Quand nous passons devant l’ancien évêché, qui fut une prison au XIXe siècle, nous repensons parfois à un épisode peu connu de la guerre du Sonderbund, que nous a raconté un Vaudois originaire d’une des communes catholiques du district d’Echallens. La veille de la mobilisation, un émissaire de l’évêché avait passé dans toutes les paroisses catholiques pour ordonner aux soldats, sous peine d’excommunication, de ne pas se présenter à la mobilisation et d’aller se réfugier dans le canton de Fribourg. L’arrière-grand-père de notre interlocuteur avait le plus haut grade du district. Major, il commandait un bataillon de carabiniers. Il déserta, comme tous ses coreligionnaires. Après la défaite des cantons du Sonderbund, le gouvernement radical vaudois fit passer en conseil de guerre tous les déserteurs. En premier, bien sûr, le major. Sa sanction fut la plus lourde. On lui arracha publiquement ses galons sur la place du Château, puis on l’envoya méditer dans les cachots de Chillon où il passa plusieurs mois. Tous les autres militaires (plus d’une centaine) qui ne restèrent pas camouflés dans le canton de Fribourg furent arrêtés à leur retour dans leur village, condamnés et enfermés pendant des semaines dans la prison de l’ancien évêché.

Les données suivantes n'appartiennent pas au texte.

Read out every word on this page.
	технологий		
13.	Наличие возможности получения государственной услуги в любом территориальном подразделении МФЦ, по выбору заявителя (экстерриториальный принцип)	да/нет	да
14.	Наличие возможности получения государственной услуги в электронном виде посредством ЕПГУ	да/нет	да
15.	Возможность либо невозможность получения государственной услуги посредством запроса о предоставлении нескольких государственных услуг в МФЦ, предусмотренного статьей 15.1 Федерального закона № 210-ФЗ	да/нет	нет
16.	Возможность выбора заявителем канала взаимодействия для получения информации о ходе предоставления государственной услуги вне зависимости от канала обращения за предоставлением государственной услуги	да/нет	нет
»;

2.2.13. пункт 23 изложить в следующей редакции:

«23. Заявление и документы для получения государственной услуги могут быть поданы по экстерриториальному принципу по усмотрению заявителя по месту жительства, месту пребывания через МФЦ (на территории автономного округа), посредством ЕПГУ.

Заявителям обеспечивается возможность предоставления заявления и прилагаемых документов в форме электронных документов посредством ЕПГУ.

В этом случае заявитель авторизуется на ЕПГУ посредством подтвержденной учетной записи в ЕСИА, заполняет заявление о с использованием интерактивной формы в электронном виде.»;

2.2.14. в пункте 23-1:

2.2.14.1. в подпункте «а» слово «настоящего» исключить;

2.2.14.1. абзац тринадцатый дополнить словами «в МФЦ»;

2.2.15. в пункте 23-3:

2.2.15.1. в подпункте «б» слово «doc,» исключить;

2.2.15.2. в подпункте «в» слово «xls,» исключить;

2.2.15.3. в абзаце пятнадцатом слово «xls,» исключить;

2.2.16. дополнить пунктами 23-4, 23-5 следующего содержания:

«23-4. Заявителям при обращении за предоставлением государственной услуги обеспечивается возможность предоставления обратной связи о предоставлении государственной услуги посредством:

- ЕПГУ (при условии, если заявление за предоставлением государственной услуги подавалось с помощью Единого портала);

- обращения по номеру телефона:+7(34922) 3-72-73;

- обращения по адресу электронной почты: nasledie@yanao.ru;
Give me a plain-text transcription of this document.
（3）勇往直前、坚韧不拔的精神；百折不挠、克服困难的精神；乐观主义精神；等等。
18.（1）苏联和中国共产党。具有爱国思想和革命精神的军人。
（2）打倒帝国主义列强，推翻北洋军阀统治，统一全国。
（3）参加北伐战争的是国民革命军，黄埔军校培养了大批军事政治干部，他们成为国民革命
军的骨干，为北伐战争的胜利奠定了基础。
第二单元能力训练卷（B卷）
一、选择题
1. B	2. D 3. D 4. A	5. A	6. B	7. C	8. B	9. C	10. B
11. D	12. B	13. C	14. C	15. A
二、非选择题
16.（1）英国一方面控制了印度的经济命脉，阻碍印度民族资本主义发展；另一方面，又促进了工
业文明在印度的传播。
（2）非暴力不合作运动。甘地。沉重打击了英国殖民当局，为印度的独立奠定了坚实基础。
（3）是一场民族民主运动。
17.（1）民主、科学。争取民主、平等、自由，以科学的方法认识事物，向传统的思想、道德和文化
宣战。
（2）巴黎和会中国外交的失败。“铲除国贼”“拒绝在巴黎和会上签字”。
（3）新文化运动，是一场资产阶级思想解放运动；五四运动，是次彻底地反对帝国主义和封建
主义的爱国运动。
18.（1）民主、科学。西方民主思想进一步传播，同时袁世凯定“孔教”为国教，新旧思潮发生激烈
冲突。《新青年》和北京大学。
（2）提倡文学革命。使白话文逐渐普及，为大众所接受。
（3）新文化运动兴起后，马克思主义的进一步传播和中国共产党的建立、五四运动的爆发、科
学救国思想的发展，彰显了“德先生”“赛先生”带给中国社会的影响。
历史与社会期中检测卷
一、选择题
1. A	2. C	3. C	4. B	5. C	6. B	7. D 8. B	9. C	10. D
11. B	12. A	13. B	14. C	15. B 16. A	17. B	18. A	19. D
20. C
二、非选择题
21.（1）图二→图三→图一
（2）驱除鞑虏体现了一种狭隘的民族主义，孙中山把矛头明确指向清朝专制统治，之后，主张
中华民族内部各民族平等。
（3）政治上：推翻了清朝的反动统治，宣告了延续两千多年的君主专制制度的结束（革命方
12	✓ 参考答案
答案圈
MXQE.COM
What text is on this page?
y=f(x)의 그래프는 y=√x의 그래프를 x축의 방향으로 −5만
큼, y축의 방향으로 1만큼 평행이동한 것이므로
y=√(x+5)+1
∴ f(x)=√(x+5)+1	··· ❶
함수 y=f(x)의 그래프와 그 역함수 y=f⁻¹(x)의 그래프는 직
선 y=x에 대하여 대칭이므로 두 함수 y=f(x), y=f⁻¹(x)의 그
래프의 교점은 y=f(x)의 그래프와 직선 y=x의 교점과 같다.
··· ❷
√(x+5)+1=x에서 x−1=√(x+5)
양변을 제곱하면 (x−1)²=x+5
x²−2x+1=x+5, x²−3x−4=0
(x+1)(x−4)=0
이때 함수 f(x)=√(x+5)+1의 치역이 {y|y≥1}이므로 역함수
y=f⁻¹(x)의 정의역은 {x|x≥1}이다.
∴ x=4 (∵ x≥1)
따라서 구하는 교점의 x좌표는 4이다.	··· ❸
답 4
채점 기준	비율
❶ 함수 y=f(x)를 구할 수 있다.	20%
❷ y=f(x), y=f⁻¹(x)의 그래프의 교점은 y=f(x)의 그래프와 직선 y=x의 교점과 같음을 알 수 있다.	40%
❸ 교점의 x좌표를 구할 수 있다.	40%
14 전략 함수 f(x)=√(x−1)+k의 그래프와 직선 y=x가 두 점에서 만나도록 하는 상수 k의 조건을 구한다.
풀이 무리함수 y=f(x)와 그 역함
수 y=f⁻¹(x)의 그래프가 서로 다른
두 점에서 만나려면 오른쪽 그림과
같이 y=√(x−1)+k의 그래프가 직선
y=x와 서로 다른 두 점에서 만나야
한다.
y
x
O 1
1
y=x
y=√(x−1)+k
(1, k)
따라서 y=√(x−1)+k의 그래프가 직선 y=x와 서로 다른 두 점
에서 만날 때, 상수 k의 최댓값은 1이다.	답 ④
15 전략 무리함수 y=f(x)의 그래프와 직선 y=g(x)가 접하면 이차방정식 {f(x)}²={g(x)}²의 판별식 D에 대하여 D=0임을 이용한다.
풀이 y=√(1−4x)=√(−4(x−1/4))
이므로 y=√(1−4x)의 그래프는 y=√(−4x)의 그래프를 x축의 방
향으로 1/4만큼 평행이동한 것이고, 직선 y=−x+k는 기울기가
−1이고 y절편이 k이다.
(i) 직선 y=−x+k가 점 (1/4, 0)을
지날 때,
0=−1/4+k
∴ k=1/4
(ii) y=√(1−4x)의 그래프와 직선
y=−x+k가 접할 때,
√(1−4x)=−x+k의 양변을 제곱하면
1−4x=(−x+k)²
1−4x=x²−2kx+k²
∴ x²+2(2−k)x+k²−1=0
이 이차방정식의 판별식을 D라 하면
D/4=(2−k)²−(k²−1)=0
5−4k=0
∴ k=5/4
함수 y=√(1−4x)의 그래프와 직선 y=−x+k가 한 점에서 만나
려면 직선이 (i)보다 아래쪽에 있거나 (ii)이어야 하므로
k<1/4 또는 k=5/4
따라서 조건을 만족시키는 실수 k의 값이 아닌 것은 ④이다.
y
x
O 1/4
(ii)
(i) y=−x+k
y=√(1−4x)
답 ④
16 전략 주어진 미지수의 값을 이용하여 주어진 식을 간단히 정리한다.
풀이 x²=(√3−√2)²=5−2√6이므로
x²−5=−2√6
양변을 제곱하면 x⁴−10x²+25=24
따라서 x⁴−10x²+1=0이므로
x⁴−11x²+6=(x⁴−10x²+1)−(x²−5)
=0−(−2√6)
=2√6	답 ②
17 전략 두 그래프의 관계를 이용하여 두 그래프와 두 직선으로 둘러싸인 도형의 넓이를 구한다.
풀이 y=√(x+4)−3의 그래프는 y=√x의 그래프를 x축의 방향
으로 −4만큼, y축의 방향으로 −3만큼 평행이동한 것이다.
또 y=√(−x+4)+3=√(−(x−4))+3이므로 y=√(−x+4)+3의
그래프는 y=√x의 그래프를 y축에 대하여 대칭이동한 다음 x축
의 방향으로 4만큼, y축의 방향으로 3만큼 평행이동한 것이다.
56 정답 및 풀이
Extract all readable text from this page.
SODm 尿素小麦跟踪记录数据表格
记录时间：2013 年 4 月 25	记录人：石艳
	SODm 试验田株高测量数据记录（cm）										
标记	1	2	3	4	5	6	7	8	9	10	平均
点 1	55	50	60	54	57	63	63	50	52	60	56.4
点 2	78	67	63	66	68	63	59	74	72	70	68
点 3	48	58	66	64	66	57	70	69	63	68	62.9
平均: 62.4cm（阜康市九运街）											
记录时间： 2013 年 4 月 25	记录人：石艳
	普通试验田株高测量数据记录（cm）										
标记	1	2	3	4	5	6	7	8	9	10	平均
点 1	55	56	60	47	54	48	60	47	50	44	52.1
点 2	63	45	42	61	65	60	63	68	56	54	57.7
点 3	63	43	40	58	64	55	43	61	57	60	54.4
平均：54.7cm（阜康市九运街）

Notre ami et ancien rédacteur de La Nation, feu Me André Manuel, nous raconta que ses arrière-grands-parents, en compagnie d’autres membres de l’Église libre vaudoise, se rendaient régulièrement au pied des murs de la prison et accrochaient, à des ficelles lancées des fenêtres, des paniers de victuailles destinés à améliorer l’ordinaire des prisonniers. Œcuménisme avant la lettre: n’étaient-ils pas les uns et les autres victimes des persécutions du méchant radical Henry Druey? Chaque dimanche, les prisonniers se groupaient pour chanter les vêpres, comme ils en avaient l’habitude dans leurs paroisses du Gros-de-Vaud, en ayant bien soin d’ouvrir toutes grandes les fenêtres: on entendait leurs chants résonner jusqu’à la Palud.

On aurait pu éviter d’en arriver là. Quelques jours avant la mobilisation, le doyen Longchamp, de Bottens, et le curé Martin, d’Assens, avaient rencontré le conseiller d’État Druey pour lui proposer une solution bien vaudoise: les soldats catholiques du district seraient affectés au service de l’arrière et n’auraient pas à faire le coup de feu contre leurs coreligionnaires. Le magistrat radical avaient sèchement refusé.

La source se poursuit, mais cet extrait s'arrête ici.